Dans «Le Coût de la vie», l’argent est montré comme un révélateur de comportements, un jeu de «cache-cash» qui camoufle le besoin d’être aimé, de se venger ou de réparer des blessures anciennes, une illusion qui console de la peur de manquer ou de perdre le contrôle de sa vie.
Film chorale où se tissent une dizaine de destins, «Le Coût de la vie» choisit la légèreté pour dépeindre une humanité mercantile, obsédée par l’argent mais aussi rongée par la culpabilité, le remord et la honte qu’il peut engendrer.
A priori, il n’y a pas de quoi rire et on ne rit pas tant que cela dans cette comédie monomaniaque — tout est perçu sous l’angle du fric — qui bascule en cours de route dans une forme de mélancolie fétichiste, dont les hommes sont les premières victimes.
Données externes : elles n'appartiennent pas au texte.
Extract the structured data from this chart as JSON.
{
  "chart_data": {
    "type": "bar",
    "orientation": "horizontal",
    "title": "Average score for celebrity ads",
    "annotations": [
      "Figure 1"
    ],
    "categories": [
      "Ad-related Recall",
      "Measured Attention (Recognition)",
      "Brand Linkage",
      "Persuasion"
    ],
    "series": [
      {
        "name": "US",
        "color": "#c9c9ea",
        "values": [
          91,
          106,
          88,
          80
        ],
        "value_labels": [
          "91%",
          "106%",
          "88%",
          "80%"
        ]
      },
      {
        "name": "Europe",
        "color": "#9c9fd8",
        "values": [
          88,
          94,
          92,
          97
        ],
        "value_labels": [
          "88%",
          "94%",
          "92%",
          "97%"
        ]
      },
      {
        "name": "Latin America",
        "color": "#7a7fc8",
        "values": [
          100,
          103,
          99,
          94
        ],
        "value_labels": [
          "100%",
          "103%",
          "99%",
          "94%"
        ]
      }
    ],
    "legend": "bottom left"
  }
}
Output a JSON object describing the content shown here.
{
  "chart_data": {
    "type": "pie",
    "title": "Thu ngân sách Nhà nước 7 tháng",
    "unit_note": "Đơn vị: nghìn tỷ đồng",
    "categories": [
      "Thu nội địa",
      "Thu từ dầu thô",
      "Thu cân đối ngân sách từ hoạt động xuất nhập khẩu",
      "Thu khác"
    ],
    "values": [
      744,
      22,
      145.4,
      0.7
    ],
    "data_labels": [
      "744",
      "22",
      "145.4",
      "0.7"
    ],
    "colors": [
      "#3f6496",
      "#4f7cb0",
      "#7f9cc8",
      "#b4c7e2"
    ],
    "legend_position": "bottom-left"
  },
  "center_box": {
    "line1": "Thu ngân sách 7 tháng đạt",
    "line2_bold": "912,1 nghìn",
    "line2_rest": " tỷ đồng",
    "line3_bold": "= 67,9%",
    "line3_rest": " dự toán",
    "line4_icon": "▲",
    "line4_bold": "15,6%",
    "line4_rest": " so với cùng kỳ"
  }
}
Philippe Le Guay n’est pas tendre avec ses personnages masculins tandis qu’il accorde aux femmes, de la gréviste à l’anesthésiste bimbo, des comportements beaucoup plus sains, réalistes et ludiques face au leurre de l’argent.
Le film prend d’ailleurs toute sa valeur avec le personnage incarné par Géraldine Pailhas (la meilleure d’un casting luxueux), une prostituée de haut vol qui a le sens de l’échange et du deal, une sorte de psy des hôtels Ibis, la seule à oser mettre les gens devant leurs contradictions, lâchetés, impuissance et mièvre sentimentalité.
Très différente de la pute au grand cœur qui a nourri l’imaginaire du cinéma français, elle s’affirme comme une sorte de philosophe de l’argent, de dialecticienne ironique des rapports de force. C’est elle le maillon fort de cette comédie amusante, parfois miroir de nos étranges comportements, mais trop artificielle dans sa construction et ténu dans son scénario pour être véritablement payante.